Shanghai’s breathtaking rise was in some ways underwritten by the frenetic growth of the property market. In recent years, property prices have shot up dramatically and made housing increasingly unaffordable for middle and low-income households. At a time when the central government was trying to cool down the economy from overheating, the social exclusion of large sections of the people because of rising land prices was causing an acute sense of embarrassment to central leaders who have sworn to build “a harmonious society”.

That slogan — “building a harmonious society” — is itself an acknowledgement that by focussing largely on the big cities on the eastern coast, economic development had given rise to glaring social inequities. And President Hu and Premier Wen Jiabao, who project a staid image of themselves — unlike the flamboyant Jiang — have repeatedly proclaimed their intention to address these social problems. 

The scandal that unseated Chen revolved around the illegal diversion of social security funds into the real estate market. Hence, market players sensed an immediate downturn in the prospects for the property market. Stock prices of property companies fell sharply with Chen’s dismissal.

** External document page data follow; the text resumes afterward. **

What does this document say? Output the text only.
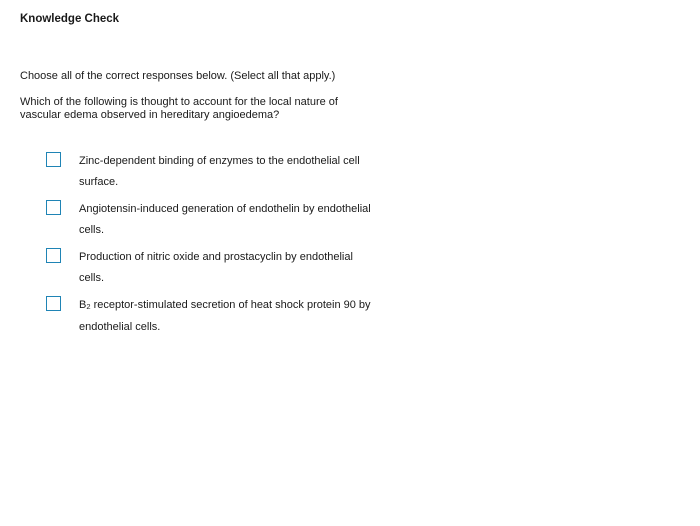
Knowledge Check
Choose all of the correct responses below. (Select all that apply.)
Which of the following is thought to account for the local nature of vascular edema observed in hereditary angioedema?
Zinc-dependent binding of enzymes to the endothelial cell surface.
Angiotensin-induced generation of endothelin by endothelial cells.
Production of nitric oxide and prostacyclin by endothelial cells.
$B_2$ receptor-stimulated secretion of heat shock protein 90 by endothelial cells.
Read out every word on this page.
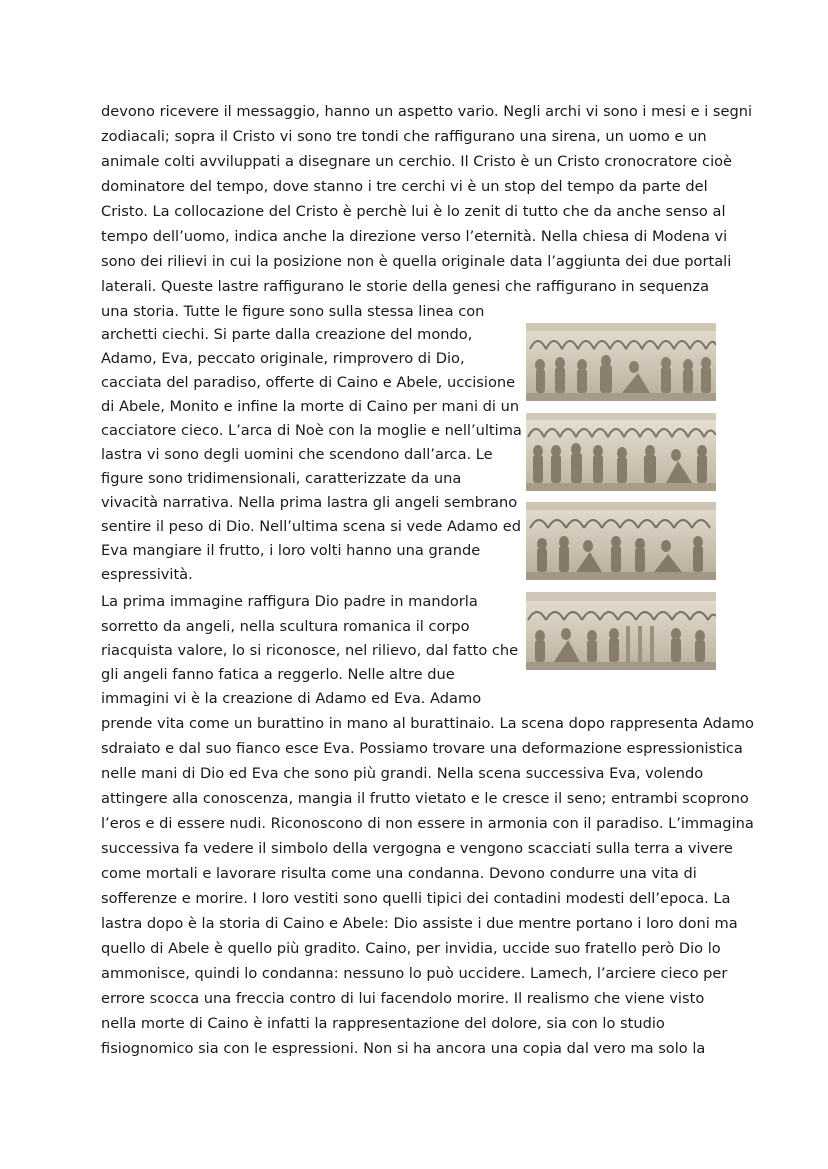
devono ricevere il messaggio, hanno un aspetto vario. Negli archi vi sono i mesi e i segni
zodiacali; sopra il Cristo vi sono tre tondi che raffigurano una sirena, un uomo e un
animale colti avviluppati a disegnare un cerchio. Il Cristo è un Cristo cronocratore cioè
dominatore del tempo, dove stanno i tre cerchi vi è un stop del tempo da parte del
Cristo. La collocazione del Cristo è perchè lui è lo zenit di tutto che da anche senso al
tempo dell’uomo, indica anche la direzione verso l’eternità. Nella chiesa di Modena vi
sono dei rilievi in cui la posizione non è quella originale data l’aggiunta dei due portali
laterali. Queste lastre raffigurano le storie della genesi che raffigurano in sequenza
una storia. Tutte le figure sono sulla stessa linea con
archetti ciechi. Si parte dalla creazione del mondo,
Adamo, Eva, peccato originale, rimprovero di Dio,
cacciata del paradiso, offerte di Caino e Abele, uccisione
di Abele, Monito e infine la morte di Caino per mani di un
cacciatore cieco. L’arca di Noè con la moglie e nell’ultima
lastra vi sono degli uomini che scendono dall’arca. Le
figure sono tridimensionali, caratterizzate da una
vivacità narrativa. Nella prima lastra gli angeli sembrano
sentire il peso di Dio. Nell’ultima scena si vede Adamo ed
Eva mangiare il frutto, i loro volti hanno una grande
espressività.
La prima immagine raffigura Dio padre in mandorla
sorretto da angeli, nella scultura romanica il corpo
riacquista valore, lo si riconosce, nel rilievo, dal fatto che
gli angeli fanno fatica a reggerlo. Nelle altre due
immagini vi è la creazione di Adamo ed Eva. Adamo
prende vita come un burattino in mano al burattinaio. La scena dopo rappresenta Adamo
sdraiato e dal suo fianco esce Eva. Possiamo trovare una deformazione espressionistica
nelle mani di Dio ed Eva che sono più grandi. Nella scena successiva Eva, volendo
attingere alla conoscenza, mangia il frutto vietato e le cresce il seno; entrambi scoprono
l’eros e di essere nudi. Riconoscono di non essere in armonia con il paradiso. L’immagina
successiva fa vedere il simbolo della vergogna e vengono scacciati sulla terra a vivere
come mortali e lavorare risulta come una condanna. Devono condurre una vita di
sofferenze e morire. I loro vestiti sono quelli tipici dei contadini modesti dell’epoca. La
lastra dopo è la storia di Caino e Abele: Dio assiste i due mentre portano i loro doni ma
quello di Abele è quello più gradito. Caino, per invidia, uccide suo fratello però Dio lo
ammonisce, quindi lo condanna: nessuno lo può uccidere. Lamech, l’arciere cieco per
errore scocca una freccia contro di lui facendolo morire. Il realismo che viene visto
nella morte di Caino è infatti la rappresentazione del dolore, sia con lo studio
fisiognomico sia con le espressioni. Non si ha ancora una copia dal vero ma solo la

Signs that Shanghai’s fortunes may already be sliding were manifest earlier this month when Beijing went public with a plan for a trial liberalisation of the foreign exchange trading system in the Tianjin Binhai New Area, near Beijing. Shanghai’s position as China’s financial capital could well be in jeapordy down the line if it continues to lose out to other centres in such ‘laboratory’ trials of financial innovations. 

Also, the latest corruption case starkly shows up the underbelly of the financial system in Shanghai, and the absence of adequate checks in the system. Given their political entrenchments, local leaders effectively stonewalled efforts by the central government to clean up the system. Now that a leadership change has been effected, in quite dramatic circumstances, Shanghai’s financial system could well be in for an overhaul.